In February 1981, Wilkinson traveled to Windsor Locks, Connecticut, to attend a rally supporting Meriden police officer Gene Hale, who was involved in the fatal shooting of Keith Rakestrau, a 24-year-old black man. The rally aimed to promote "law and order," with some attendees potentially wearing Klan robes, although without plans for a cross-burning. Counter-demonstrations were organized by the NAACP and other groups in response to the Klan's presence.

In 1982, Wilkinson appeared on a CNN Crossfire interview with Tom Braden and Pat Buchanan, in which they debated over matters pertaining to sociology and politics.

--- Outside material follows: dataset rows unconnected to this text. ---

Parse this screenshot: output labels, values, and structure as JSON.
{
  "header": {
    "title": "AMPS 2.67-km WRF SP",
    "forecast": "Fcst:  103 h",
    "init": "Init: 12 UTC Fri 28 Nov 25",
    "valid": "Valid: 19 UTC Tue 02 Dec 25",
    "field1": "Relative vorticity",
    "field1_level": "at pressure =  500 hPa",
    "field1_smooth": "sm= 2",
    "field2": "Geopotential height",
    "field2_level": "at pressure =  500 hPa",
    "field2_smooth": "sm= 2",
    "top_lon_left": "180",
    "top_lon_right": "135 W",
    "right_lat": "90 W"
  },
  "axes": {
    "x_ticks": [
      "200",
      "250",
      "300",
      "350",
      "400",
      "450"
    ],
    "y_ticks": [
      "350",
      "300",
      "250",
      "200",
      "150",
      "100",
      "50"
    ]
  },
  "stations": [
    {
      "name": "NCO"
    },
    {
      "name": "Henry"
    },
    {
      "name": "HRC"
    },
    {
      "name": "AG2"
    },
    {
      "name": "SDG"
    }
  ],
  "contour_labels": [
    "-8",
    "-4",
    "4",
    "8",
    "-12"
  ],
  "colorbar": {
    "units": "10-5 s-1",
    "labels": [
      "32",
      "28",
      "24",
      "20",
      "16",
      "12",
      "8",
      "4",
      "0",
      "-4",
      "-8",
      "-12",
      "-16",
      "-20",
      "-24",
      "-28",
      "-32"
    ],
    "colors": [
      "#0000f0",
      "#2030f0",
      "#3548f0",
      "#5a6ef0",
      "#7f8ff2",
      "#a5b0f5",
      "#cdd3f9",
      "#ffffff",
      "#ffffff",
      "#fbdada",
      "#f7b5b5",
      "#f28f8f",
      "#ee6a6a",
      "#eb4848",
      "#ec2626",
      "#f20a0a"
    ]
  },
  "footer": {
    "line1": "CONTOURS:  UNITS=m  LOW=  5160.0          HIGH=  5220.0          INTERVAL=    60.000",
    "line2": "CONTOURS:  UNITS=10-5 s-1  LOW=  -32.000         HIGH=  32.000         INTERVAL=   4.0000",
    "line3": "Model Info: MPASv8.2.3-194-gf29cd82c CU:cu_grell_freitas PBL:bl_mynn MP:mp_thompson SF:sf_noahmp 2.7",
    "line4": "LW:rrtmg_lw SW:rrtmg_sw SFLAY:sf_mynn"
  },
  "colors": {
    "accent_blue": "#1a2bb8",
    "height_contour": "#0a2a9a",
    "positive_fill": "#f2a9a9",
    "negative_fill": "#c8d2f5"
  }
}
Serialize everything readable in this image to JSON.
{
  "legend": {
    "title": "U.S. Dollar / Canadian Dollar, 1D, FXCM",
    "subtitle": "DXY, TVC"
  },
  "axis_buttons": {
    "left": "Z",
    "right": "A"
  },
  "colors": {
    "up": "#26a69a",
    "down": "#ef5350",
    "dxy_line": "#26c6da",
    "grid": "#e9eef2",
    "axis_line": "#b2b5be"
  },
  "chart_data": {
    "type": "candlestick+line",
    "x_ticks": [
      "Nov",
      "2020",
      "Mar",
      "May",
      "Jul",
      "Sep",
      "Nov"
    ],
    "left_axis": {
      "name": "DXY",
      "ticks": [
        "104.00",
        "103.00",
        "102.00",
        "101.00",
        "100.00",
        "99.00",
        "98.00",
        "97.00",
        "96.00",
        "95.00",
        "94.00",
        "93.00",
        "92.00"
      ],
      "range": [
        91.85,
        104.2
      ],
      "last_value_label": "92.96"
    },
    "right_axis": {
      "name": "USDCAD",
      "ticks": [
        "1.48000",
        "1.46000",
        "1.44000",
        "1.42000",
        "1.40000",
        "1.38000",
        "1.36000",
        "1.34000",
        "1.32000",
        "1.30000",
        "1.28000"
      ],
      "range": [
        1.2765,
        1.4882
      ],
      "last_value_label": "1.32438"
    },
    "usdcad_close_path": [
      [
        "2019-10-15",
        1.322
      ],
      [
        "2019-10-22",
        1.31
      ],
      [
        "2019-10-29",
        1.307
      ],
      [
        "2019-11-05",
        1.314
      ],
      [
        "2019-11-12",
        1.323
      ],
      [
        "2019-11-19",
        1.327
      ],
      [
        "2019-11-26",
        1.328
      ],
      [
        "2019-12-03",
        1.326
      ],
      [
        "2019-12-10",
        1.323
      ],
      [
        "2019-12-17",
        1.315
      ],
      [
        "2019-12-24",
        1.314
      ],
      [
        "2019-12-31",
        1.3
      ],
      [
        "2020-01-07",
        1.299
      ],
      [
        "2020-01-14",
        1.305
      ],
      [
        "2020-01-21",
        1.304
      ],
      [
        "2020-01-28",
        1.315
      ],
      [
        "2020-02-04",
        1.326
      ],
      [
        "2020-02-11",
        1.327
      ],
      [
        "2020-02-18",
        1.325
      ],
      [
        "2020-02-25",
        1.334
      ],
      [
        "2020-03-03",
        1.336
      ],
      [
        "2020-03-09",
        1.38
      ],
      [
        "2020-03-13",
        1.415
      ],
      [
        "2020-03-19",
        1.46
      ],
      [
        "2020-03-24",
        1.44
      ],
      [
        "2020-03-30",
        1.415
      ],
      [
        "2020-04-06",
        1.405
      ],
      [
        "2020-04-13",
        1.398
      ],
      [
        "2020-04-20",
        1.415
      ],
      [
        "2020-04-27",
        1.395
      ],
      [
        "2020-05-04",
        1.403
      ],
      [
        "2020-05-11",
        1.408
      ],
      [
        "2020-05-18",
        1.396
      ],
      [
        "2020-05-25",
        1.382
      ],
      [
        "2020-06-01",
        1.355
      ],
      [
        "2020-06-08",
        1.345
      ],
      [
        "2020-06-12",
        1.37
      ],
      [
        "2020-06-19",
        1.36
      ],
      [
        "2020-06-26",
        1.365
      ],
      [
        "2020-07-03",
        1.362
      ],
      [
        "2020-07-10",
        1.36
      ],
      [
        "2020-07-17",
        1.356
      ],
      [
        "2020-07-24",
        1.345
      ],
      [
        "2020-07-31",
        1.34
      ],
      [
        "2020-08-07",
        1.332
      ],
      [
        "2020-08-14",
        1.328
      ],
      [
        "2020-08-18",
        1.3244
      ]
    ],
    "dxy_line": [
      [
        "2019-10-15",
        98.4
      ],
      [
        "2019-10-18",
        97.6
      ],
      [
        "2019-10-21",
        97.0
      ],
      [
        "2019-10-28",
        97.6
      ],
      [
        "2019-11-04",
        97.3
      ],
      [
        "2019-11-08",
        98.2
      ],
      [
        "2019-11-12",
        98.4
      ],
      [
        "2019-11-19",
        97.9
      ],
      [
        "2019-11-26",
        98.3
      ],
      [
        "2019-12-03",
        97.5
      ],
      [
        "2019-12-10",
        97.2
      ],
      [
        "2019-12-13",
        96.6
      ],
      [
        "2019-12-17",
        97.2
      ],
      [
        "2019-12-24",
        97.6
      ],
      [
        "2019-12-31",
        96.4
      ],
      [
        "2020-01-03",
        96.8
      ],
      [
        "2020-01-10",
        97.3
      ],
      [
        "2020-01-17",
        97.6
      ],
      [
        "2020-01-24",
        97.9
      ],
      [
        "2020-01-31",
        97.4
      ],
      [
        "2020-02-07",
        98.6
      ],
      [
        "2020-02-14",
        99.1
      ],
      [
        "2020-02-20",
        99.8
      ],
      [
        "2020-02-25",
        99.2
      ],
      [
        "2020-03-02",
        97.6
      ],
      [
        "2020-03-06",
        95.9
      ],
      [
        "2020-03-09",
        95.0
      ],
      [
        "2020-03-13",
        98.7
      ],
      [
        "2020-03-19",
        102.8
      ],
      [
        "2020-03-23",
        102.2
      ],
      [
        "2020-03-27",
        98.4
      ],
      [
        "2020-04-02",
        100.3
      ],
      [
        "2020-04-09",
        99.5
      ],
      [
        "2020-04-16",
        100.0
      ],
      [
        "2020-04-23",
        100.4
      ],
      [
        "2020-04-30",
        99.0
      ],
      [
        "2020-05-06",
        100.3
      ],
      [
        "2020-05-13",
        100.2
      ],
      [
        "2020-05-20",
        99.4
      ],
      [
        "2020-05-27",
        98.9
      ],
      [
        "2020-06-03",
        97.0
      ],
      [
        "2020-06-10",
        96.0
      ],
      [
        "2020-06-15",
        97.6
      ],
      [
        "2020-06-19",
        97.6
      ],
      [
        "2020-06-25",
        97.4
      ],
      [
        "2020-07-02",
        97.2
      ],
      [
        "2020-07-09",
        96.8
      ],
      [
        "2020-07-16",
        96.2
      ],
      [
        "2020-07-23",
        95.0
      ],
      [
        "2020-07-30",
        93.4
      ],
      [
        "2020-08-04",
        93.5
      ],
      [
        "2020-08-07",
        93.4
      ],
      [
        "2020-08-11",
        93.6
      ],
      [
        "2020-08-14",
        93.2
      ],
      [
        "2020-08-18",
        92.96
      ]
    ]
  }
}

In 1984, his title was relinquished, gradually fading from the public spotlight thereafter.

== Later years ==
Sometime in the mid-to-late 1980s, Wilkinson was said to have immigrated to Belize, subsequently establishing a seaside resort of considerable worth there. In 2002, he was mentioned in an article from the Belizean newspaper, San Pedro Sun; the reference reads the following: Like a true San Pedrano, Bill has lived those years unselfishly and continues to do so day after day, doing his part to provide security and shelter...As of January 2014, Wilkinson still resides in Belize, and has remained firm in his prejudiced stance regarding race.